Wednesday, June 10, 2009


Looking out at those pesky squirrels! They're all over the yard and we've got more than ever this year.

Lily gets lots of exercise going in and out of the house when she sees them out the window. She barks at them and chases them up the trees but they know they're safe.

Lily had a birthday recently - 3 years old.

Tuesday, June 9, 2009

Full Strawberry Moon

Full Strawberry Moon - June

This name was universal to every Algonquin tribe. However, in Europe they called it the Rose Moon. Also because the relatively short season for harvesting strawberries comes each year during the month of June . . . so the full Moon that occurs during that month was christened for the strawberry!

Saturday, June 6, 2009


Rainy Thursday night and Friday.
In the garden, the biggest daylily - it's about 5" across.
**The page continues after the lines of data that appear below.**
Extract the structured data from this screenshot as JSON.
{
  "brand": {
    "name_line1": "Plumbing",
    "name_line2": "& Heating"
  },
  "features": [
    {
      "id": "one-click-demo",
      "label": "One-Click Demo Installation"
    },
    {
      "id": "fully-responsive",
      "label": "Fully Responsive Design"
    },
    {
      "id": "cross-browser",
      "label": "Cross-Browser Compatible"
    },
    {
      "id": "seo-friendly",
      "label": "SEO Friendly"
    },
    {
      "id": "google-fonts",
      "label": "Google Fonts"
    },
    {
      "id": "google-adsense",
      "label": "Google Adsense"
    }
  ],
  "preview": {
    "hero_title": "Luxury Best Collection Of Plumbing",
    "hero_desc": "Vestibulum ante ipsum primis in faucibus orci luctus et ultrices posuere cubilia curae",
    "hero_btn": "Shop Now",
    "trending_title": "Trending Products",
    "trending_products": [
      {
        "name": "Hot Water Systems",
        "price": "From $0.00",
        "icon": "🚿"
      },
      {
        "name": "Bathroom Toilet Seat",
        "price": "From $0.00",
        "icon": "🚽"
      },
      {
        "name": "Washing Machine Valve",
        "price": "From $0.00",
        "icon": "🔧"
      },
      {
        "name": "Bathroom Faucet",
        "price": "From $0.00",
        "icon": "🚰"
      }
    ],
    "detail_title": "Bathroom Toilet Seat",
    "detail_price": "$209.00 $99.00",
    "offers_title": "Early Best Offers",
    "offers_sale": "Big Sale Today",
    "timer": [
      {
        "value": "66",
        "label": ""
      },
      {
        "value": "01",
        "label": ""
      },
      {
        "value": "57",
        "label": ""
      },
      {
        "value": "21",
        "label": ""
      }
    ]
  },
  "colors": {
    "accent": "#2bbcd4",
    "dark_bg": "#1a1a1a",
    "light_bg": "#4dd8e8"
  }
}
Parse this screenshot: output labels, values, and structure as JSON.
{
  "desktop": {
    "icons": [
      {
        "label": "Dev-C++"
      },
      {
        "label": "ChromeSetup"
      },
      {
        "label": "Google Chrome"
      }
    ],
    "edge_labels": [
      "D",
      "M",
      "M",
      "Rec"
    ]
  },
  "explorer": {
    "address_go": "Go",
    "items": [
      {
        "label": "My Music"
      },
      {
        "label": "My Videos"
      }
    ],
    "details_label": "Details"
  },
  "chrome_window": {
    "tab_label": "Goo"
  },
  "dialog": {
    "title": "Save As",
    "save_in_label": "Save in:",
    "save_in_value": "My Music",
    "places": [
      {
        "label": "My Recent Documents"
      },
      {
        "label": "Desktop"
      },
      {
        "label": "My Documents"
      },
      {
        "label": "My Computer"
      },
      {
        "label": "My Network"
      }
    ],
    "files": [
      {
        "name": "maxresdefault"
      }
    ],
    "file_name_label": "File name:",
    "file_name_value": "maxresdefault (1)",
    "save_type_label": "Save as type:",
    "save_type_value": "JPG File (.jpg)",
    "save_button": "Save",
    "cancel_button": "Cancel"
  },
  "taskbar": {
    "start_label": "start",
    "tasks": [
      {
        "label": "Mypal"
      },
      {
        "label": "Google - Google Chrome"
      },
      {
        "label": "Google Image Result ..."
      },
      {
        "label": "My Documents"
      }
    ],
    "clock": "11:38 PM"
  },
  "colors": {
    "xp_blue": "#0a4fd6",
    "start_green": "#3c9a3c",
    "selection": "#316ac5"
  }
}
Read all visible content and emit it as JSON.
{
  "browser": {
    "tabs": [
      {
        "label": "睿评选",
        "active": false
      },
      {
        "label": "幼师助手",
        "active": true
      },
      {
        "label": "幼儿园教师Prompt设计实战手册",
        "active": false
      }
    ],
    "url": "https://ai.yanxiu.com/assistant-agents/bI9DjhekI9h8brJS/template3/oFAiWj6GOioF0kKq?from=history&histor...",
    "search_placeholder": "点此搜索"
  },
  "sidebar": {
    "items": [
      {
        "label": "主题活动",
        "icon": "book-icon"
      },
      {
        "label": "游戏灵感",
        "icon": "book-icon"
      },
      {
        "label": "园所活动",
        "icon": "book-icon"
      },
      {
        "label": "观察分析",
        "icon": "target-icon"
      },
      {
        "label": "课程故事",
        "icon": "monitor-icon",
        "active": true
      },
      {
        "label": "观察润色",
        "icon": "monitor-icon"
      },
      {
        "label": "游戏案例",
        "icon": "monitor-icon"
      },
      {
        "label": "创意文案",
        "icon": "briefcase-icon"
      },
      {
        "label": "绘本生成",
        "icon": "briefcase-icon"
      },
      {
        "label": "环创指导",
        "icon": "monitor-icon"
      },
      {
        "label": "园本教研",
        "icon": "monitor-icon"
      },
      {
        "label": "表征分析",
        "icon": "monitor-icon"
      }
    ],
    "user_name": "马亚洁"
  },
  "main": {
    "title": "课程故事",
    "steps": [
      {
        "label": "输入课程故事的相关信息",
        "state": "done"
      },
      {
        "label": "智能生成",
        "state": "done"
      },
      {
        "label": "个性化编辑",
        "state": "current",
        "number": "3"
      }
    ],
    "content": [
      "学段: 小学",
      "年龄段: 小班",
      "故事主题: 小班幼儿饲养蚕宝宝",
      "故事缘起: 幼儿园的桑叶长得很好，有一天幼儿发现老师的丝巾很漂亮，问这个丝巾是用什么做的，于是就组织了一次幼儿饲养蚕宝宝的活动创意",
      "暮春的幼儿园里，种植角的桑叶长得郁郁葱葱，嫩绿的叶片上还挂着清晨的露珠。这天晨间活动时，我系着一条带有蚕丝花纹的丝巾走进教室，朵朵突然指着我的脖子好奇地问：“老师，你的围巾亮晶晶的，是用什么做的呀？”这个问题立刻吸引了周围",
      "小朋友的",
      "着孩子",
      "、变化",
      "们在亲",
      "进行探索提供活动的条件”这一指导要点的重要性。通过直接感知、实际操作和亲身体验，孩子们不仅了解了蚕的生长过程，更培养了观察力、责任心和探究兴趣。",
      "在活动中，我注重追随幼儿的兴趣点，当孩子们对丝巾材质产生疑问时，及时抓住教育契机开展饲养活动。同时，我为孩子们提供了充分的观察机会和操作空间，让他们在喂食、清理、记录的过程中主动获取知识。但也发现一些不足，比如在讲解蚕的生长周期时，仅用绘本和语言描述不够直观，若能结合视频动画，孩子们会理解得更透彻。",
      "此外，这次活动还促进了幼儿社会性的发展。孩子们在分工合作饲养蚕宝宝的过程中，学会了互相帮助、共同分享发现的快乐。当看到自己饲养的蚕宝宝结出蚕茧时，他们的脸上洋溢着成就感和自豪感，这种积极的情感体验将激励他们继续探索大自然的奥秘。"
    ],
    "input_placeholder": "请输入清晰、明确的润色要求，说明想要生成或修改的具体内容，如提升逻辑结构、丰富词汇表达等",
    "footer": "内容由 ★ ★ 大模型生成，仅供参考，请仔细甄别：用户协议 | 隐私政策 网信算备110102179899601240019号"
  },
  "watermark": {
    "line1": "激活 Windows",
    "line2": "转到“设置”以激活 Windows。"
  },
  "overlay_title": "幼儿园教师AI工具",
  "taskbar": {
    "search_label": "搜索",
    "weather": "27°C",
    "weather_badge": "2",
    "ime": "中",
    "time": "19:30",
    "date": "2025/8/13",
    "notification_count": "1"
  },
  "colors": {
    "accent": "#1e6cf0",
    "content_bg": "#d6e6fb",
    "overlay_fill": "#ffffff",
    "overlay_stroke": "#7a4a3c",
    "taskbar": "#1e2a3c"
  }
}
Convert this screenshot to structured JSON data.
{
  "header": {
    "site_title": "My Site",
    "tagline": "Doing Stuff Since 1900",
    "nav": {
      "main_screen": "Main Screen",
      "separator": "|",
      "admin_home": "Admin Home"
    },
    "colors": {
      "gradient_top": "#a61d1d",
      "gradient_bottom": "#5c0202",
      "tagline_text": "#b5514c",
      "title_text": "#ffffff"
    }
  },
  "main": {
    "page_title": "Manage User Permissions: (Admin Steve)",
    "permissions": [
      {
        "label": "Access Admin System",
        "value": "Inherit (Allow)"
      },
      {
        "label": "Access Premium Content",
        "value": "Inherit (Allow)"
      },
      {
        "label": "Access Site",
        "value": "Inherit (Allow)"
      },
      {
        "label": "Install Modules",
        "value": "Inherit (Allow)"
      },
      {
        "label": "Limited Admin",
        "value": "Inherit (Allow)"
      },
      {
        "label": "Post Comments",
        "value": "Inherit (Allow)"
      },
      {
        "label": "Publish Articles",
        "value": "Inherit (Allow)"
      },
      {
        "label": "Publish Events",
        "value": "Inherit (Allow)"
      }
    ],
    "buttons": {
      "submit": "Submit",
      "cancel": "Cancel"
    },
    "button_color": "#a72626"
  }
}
Just beautiful.

Friday, June 5, 2009

Brushy Mountain E-Newsletter

This was in the newsletter from Brushy Mountain Bee Farm I just received - so, so true.
The spring flow has been terrible this year. Any reserves are quickly consumed when the bees are house bound by all the rain and cool weather. Once this weather pattern breaks watch for swarms. They are crowded in a hive by the weather with nothing to do, so "hey lets make swarm cells". O.K., this is an over-simplification and imposes human traits/characters on the bees, but you get the point. This time of year there a spike in swarming activity after several days of rain.

Thursday, June 4, 2009

The Beeyard - June

The Beeyard - June, 2009

Wednesday, June 3, 2009

Tuesday, June 2, 2009

More Symposium Quilts

I'm a great admirer of hand applique. These photos don't do these quilts justice - the work was exquisite.

Monday, June 1, 2009

Symposium Quilts

There were so many beautiful quilts - these wallhangings are just a few examples of the extraordinary work.